Annenin gözü pencerede, eli koynunda kalacakmış, kapının önündeki okul dağılırken o kim bilir hangi mahallelerde öğrenci indirmekle meşgul servis aracını bekleyecekmiş; servislere yetiştirmek için para bulacakmış, bize ne!

Devletimiz var olsun; parasız eğitim olanağı sağlıyor. Kitaplarını, hatta tabletlerini veriyor. Derslik buluyor, bulamadığı yerde sabahçı, öğlenci diyerek ayarlıyor. Yine de hızla artan nüfusun eğitim gereksinimlerine tam ve hakkıyla yetişemediğini de biliyor.

İşin başında olan yetkililer tüm yukarıda sayılanlara rağmen var olan diğer sorunların da farkında.

Kimi yerlerde az öğrencili okullarda uygun saatlerde dersler yapılırken, derslik sayısının sıkıntılı olduğu kimi okullarda özellikle Doğu Anadolu'da gün doğumundan vaz geçtik, gün ışımadan zorla uyandırılıp yola koyulan, ilk ders boyunca da tam olarak uyanamayan (bu bir öğretmen arkadaşın ifadesine göre) öğrencilerle, akşamın karanlığı çöktükten sonra dönüş yoluna düşen öğrencileri de kalabalık ve gürültülü sınıflarda sağlıklı eğitim yapılamadığını da onlar da biliyorlar.

*

Ben kendim bu yıl liseye öğrenci gönderecek bir veliyim.

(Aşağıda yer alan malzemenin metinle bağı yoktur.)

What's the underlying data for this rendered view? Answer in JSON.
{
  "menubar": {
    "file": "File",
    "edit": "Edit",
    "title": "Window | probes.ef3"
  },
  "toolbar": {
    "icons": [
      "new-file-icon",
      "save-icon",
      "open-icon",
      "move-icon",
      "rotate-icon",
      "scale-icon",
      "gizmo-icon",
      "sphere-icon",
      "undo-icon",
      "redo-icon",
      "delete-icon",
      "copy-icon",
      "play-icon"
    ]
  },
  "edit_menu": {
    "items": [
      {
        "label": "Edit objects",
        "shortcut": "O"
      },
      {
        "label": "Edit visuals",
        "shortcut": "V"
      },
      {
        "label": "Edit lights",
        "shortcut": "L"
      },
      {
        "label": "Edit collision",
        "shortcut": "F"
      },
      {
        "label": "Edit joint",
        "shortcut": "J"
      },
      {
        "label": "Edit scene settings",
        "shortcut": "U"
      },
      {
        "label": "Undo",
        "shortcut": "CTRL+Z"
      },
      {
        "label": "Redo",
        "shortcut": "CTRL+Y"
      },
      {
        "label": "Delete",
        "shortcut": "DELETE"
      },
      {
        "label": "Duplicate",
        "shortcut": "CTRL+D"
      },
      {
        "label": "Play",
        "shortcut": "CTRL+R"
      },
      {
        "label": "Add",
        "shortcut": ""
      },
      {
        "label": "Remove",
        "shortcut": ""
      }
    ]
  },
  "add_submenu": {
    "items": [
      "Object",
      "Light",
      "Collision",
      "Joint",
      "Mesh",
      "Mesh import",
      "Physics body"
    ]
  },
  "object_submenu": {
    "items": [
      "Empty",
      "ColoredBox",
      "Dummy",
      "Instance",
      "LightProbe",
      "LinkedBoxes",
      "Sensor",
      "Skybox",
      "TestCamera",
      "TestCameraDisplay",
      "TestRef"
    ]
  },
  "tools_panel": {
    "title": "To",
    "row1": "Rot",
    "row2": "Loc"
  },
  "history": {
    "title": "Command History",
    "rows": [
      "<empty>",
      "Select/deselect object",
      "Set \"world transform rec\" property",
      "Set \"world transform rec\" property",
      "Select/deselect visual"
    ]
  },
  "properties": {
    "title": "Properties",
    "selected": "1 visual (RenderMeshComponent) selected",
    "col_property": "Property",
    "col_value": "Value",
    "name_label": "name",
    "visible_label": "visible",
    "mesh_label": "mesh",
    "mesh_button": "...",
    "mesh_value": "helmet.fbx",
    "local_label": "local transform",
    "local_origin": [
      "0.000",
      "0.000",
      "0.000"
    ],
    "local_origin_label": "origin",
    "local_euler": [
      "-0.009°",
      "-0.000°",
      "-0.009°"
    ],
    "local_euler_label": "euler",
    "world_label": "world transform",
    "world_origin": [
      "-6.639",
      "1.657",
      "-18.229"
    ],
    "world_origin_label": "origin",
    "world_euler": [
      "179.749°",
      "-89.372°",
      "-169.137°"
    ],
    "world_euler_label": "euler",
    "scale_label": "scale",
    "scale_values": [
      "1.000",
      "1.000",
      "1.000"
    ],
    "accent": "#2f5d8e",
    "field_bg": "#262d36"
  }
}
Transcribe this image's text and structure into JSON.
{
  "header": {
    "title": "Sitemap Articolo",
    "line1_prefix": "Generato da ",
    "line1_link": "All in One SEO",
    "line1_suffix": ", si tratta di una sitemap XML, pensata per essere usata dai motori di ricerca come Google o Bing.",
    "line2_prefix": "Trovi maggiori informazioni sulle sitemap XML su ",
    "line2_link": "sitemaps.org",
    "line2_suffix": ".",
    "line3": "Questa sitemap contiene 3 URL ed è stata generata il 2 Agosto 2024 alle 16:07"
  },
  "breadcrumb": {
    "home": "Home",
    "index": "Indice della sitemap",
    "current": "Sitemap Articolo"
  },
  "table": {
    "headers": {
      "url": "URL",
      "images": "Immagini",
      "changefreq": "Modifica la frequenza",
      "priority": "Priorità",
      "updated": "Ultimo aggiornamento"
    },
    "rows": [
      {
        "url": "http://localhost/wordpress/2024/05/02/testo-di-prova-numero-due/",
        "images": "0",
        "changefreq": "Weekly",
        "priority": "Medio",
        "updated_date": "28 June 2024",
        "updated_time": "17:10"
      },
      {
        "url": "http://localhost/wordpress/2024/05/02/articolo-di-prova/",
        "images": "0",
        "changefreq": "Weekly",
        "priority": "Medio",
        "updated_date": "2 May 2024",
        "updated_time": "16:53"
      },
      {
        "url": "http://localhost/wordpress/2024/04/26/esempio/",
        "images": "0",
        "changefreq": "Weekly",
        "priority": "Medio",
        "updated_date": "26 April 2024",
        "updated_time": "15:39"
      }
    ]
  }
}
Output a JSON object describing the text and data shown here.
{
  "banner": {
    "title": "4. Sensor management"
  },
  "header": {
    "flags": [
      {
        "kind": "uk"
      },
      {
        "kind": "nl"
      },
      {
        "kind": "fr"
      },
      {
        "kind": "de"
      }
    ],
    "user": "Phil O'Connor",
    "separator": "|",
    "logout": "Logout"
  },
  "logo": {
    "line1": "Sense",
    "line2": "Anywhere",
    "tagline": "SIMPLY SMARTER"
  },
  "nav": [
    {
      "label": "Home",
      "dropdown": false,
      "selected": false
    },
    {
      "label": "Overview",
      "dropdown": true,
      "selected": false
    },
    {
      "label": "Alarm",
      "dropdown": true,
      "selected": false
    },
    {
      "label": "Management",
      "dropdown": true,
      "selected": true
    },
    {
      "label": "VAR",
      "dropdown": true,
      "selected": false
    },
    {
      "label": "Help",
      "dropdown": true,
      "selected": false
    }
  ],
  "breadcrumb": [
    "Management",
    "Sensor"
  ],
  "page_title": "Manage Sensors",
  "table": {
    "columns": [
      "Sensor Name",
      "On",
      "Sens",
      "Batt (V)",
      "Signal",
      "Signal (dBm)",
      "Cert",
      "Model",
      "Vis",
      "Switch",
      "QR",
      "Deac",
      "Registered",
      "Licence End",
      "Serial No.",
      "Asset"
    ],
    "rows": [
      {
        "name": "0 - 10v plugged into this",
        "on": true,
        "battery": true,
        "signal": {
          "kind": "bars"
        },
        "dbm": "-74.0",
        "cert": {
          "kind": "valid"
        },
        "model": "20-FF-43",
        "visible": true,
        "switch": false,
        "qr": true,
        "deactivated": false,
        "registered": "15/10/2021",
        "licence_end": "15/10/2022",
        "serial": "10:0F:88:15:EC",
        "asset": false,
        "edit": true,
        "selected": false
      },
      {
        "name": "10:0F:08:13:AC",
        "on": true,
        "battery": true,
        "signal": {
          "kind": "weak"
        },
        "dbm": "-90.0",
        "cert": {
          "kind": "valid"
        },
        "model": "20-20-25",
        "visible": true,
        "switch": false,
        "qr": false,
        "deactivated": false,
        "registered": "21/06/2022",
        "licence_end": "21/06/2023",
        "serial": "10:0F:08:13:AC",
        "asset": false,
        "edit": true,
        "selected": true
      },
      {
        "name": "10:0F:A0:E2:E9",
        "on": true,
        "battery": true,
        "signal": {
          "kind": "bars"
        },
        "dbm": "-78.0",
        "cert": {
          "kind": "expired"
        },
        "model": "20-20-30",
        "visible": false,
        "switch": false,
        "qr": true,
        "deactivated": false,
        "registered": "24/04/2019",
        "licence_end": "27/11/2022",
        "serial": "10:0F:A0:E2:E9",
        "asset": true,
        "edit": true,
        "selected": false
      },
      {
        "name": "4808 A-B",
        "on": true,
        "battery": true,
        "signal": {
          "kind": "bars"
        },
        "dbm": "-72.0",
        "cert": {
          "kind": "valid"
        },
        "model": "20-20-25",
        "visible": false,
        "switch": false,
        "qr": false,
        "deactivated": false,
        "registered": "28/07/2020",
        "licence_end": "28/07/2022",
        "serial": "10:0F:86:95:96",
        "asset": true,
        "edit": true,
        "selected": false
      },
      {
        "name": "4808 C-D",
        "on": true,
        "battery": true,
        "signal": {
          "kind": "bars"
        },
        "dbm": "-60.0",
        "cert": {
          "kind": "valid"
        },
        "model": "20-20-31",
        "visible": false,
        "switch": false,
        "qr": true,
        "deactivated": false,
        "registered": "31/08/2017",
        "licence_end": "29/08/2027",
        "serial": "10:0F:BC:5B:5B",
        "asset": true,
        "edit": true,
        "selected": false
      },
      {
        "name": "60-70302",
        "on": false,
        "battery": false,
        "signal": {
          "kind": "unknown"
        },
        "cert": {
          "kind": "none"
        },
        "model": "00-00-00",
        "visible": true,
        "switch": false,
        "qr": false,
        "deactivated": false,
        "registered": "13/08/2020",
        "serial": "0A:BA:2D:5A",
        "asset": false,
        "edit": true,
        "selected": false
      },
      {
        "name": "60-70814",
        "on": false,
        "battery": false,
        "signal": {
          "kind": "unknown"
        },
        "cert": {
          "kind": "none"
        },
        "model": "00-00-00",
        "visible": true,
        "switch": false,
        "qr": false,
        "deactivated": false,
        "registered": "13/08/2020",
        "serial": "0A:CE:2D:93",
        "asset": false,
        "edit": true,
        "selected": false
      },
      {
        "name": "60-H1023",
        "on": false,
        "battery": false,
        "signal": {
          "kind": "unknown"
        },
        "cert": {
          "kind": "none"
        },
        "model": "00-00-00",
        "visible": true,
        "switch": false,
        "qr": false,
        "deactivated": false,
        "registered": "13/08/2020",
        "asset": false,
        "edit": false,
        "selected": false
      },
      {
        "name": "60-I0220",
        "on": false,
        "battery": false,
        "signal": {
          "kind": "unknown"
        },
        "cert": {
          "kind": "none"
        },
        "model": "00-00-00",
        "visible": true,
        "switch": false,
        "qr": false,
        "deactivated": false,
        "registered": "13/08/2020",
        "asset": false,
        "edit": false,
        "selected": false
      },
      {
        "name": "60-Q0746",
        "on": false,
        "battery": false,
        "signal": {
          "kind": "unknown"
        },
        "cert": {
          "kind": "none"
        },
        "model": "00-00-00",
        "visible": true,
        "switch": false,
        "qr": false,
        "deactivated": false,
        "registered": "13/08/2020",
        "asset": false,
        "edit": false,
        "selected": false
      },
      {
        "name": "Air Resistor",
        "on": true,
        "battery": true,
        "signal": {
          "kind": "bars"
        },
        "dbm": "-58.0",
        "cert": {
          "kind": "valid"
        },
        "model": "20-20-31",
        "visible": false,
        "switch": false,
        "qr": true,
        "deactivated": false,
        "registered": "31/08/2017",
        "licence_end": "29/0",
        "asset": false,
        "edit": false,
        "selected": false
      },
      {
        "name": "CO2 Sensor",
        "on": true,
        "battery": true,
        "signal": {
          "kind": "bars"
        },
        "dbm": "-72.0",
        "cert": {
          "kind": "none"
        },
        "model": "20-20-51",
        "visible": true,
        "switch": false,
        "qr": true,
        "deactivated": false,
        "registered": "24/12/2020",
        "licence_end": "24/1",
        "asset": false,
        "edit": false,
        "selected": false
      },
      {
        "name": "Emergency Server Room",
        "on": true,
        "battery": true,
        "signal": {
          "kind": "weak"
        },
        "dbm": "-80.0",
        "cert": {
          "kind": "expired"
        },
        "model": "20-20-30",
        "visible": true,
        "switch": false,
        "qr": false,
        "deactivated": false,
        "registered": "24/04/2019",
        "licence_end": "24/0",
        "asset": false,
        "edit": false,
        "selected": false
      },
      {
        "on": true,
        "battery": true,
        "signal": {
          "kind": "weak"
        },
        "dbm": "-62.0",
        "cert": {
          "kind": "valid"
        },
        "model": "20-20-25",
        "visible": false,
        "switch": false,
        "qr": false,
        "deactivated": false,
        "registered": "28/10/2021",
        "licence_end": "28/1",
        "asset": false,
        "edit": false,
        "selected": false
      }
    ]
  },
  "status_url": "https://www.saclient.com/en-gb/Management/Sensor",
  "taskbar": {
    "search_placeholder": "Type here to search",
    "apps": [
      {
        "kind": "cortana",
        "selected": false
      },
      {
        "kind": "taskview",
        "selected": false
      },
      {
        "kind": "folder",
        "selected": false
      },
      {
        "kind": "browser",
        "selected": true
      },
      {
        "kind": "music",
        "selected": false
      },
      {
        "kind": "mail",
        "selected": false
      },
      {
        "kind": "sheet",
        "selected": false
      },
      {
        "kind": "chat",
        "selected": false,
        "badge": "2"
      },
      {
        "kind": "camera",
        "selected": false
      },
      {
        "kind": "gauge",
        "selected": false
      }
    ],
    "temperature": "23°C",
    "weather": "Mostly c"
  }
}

Çocuğumun TEOG sonucuna göre il geneli yüzdelik dilimi % 53.21.

Yani il ortalamasının biraz altında ve buna rağmen tercih edebileceğim okullar hem sayıca çok sınırlı, hem de çok uzak. Üstelik o kalabalık okulların kimi yönlerden sıkıntılı olduğu da söyleniyor.

Gidebileceği okulların bir kısmı 20 km den daha uzak. Çoğuna en az iki araç değişerek gidebilecek. Bakanlığın yayınladığı listede kalabalık bir tercih olasılığı gözükse de, puanının üzerindeki okulları da  öngörülen tercih seçsek de 25 tercihin yarısını bile yapamıyoruz. Pek çok ailenin aynı durumda olduğunu düşünüyorum. Ayrıca uzak okullara servis bulma olasılığının da  düşük olduğu söyleniyor.

Açık lise tercihini ciddi ciddi düşünüyorum ama onu destekleyecek örgün ders süreçleri olmamasının, zaten dikkati kolayca dağılan çocuğum için çok uygun olmadığını da biliyorum.

En büyük beklentim temel lise konusunda devlet desteği bulabilmek. O desteği elde edebilirsem çocuğumu daha güvenle bir okula yazdırabileceğim.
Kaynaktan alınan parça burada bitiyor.